El analista subrayó también que esta guerra, desde el punto de vista mediático, ha pasado a un segundo plano, ya que actualmente acapara más titulares el conflicto palestino-israelí, así como otras tensiones en el Mar de China.

Soldevilla explicó que en el caso de la guerra entre Israel y Palestina, la comunidad internacional tiene mucha responsabilidad en un legado histórico pendiente de solución, ya que en el año 1948, cuando se constituyó oficialmente el Estado de Israel, lo justo y ético en términos políticos hubiese sido que se constituyera también el Estado Palestino; eso—dijo— hubiera evitado muchos enfrentamientos entre ambas naciones. “Yo creo que actualmente, tras la masacre que está cometiendo Israel contra Palestina, sus acciones militares en Gaza son consideradas como crímenes de lesa humanidad, y resulta imperativo que la comunidad internacional rectifique ese error histórico y constituya de una vez y por todas el Estado de Palestina”, concluyó.

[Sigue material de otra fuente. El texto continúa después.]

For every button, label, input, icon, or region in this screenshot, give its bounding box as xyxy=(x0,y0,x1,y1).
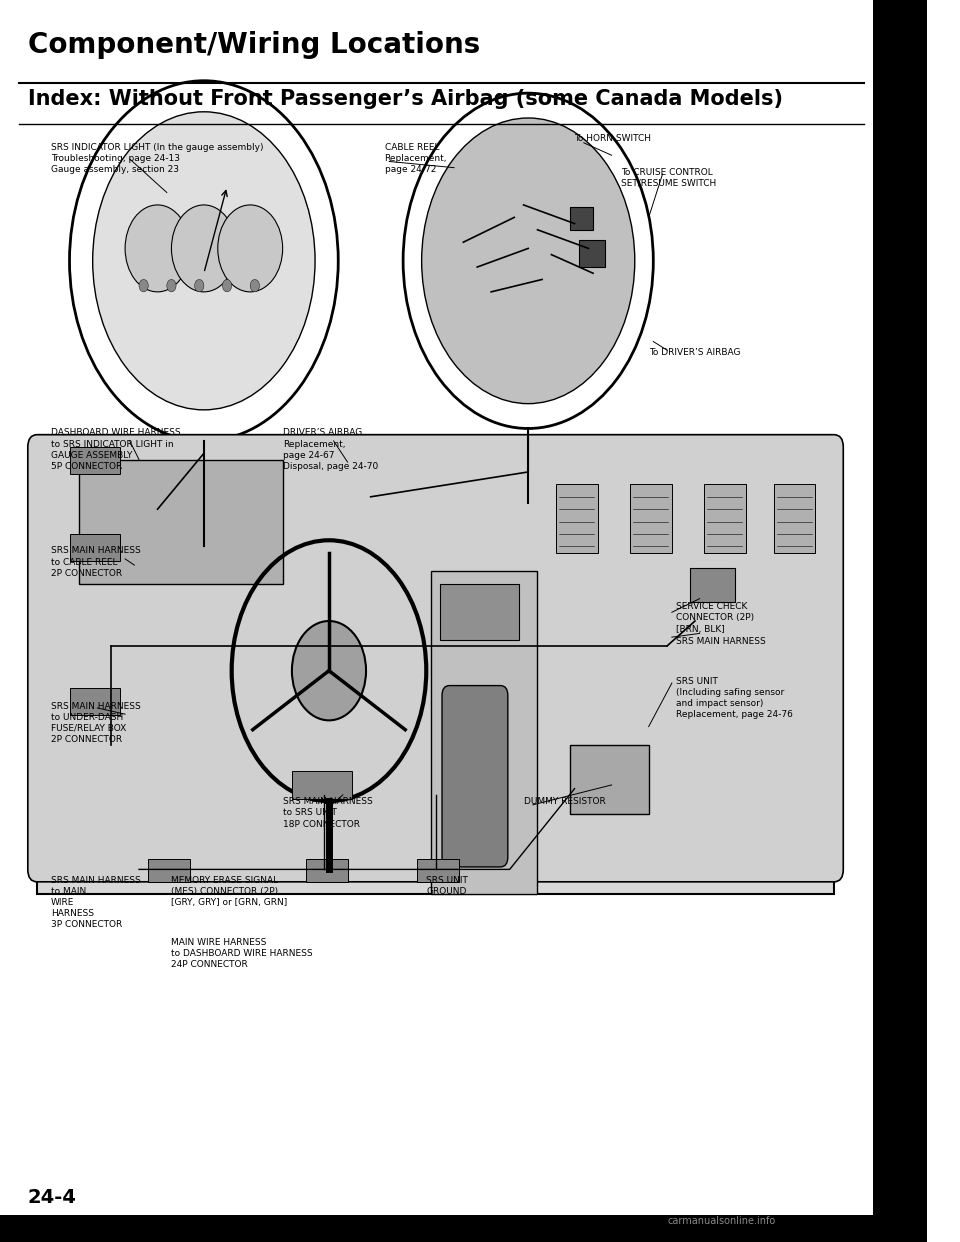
Text: Component/Wiring Locations: Component/Wiring Locations xyxy=(28,31,480,60)
Bar xyxy=(774,484,815,553)
Circle shape xyxy=(167,279,176,292)
Bar xyxy=(441,584,519,640)
Text: SRS MAIN HARNESS: SRS MAIN HARNESS xyxy=(677,637,766,646)
Circle shape xyxy=(218,205,282,292)
Circle shape xyxy=(421,118,635,404)
Circle shape xyxy=(125,205,190,292)
Bar xyxy=(690,568,734,602)
Circle shape xyxy=(875,599,908,643)
Circle shape xyxy=(875,325,908,370)
Circle shape xyxy=(292,621,366,720)
Bar xyxy=(579,240,605,267)
Text: SRS MAIN HARNESS
to SRS UNIT
18P CONNECTOR: SRS MAIN HARNESS to SRS UNIT 18P CONNECT… xyxy=(282,797,372,828)
Circle shape xyxy=(139,279,148,292)
Bar xyxy=(79,460,282,584)
Bar xyxy=(873,0,926,1242)
Bar xyxy=(0,1215,926,1242)
Text: 24-4: 24-4 xyxy=(28,1189,77,1207)
Text: CABLE REEL
Replacement,
page 24-72: CABLE REEL Replacement, page 24-72 xyxy=(385,143,447,174)
Circle shape xyxy=(195,279,204,292)
FancyBboxPatch shape xyxy=(28,435,843,882)
Text: To DRIVER’S AIRBAG: To DRIVER’S AIRBAG xyxy=(649,348,740,356)
Text: SRS MAIN HARNESS
to CABLE REEL
2P CONNECTOR: SRS MAIN HARNESS to CABLE REEL 2P CONNEC… xyxy=(51,546,141,578)
Circle shape xyxy=(875,27,908,72)
Bar xyxy=(69,447,120,474)
Circle shape xyxy=(172,205,236,292)
Circle shape xyxy=(223,279,231,292)
Bar xyxy=(431,571,538,894)
Text: SRS INDICATOR LIGHT (In the gauge assembly)
Troubleshooting, page 24-13
Gauge as: SRS INDICATOR LIGHT (In the gauge assemb… xyxy=(51,143,263,174)
Bar xyxy=(69,688,120,715)
Text: SRS MAIN HARNESS
to UNDER-DASH
FUSE/RELAY BOX
2P CONNECTOR: SRS MAIN HARNESS to UNDER-DASH FUSE/RELA… xyxy=(51,702,141,744)
Bar xyxy=(630,484,672,553)
Bar xyxy=(417,859,459,882)
Bar xyxy=(69,534,120,561)
Text: DUMMY RESISTOR: DUMMY RESISTOR xyxy=(523,797,606,806)
Bar xyxy=(570,207,593,230)
Bar xyxy=(705,484,746,553)
Text: To HORN SWITCH: To HORN SWITCH xyxy=(574,134,652,143)
Circle shape xyxy=(875,636,908,681)
Polygon shape xyxy=(37,435,834,894)
Bar xyxy=(556,484,598,553)
Bar xyxy=(306,859,348,882)
Text: DRIVER’S AIRBAG
Replacement,
page 24-67
Disposal, page 24-70: DRIVER’S AIRBAG Replacement, page 24-67 … xyxy=(282,428,378,471)
Text: SRS MAIN HARNESS
to MAIN
WIRE
HARNESS
3P CONNECTOR: SRS MAIN HARNESS to MAIN WIRE HARNESS 3P… xyxy=(51,876,141,929)
Text: SRS UNIT
(Including safing sensor
and impact sensor)
Replacement, page 24-76: SRS UNIT (Including safing sensor and im… xyxy=(677,677,793,719)
Text: MAIN WIRE HARNESS
to DASHBOARD WIRE HARNESS
24P CONNECTOR: MAIN WIRE HARNESS to DASHBOARD WIRE HARN… xyxy=(172,938,313,969)
Text: MEMORY ERASE SIGNAL
(MES) CONNECTOR (2P)
[GRY, GRY] or [GRN, GRN]: MEMORY ERASE SIGNAL (MES) CONNECTOR (2P)… xyxy=(172,876,288,907)
Bar xyxy=(570,745,649,814)
Text: carmanualsonline.info: carmanualsonline.info xyxy=(667,1216,776,1226)
Text: Index: Without Front Passenger’s Airbag (some Canada Models): Index: Without Front Passenger’s Airbag … xyxy=(28,89,782,109)
Bar xyxy=(292,771,352,799)
Circle shape xyxy=(93,112,315,410)
Circle shape xyxy=(251,279,259,292)
Circle shape xyxy=(875,65,908,109)
Text: To CRUISE CONTROL
SET/RESUME SWITCH: To CRUISE CONTROL SET/RESUME SWITCH xyxy=(621,168,716,188)
Text: SRS UNIT
GROUND: SRS UNIT GROUND xyxy=(426,876,468,895)
Text: DASHBOARD WIRE HARNESS
to SRS INDICATOR LIGHT in
GAUGE ASSEMBLY
5P CONNECTOR: DASHBOARD WIRE HARNESS to SRS INDICATOR … xyxy=(51,428,180,471)
Bar xyxy=(148,859,190,882)
Text: SERVICE CHECK
CONNECTOR (2P)
[BRN, BLK]: SERVICE CHECK CONNECTOR (2P) [BRN, BLK] xyxy=(677,602,755,633)
FancyBboxPatch shape xyxy=(442,686,508,867)
Circle shape xyxy=(875,375,908,420)
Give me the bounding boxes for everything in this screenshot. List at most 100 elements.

“Lo que está ocurriendo en estos momentos, como destacan algunos pensadores, es que el viejo orden mundial no acaba de morir y el nuevo no acaba de nacer, y ese impasse suscita todo tipo de presiones y resistencias. Lo cierto es que las relaciones internacionales no pueden seguir siendo unipolares; está emergiendo un mundo multipolar donde la cooperación es más importante que la competencia”, señaló. 

Soldevilla Enríquez expuso también, respecto a otros conflictos y tensiones, por ejemplo, en África, que está sucediendo un despertar de muchos pueblos que se cansaron de ser explotados por sus otrora metrópolis, y no quieren más ser simples exportadores de materia prima bruta, ya que se saben dueños de las riquezas de sus territorios.

El analista reflexionó sobre la necesidad de pujar por una voluntad política consensuada, capaz de convertir el siglo XXI en un trayecto histórico de paz y de desarrollo que precisa la humanidad, que recibiría entonces los beneficios de la cooperación entre los pueblos y gobiernos, con el multilateralismo como divisa para la solución a problemas comunes.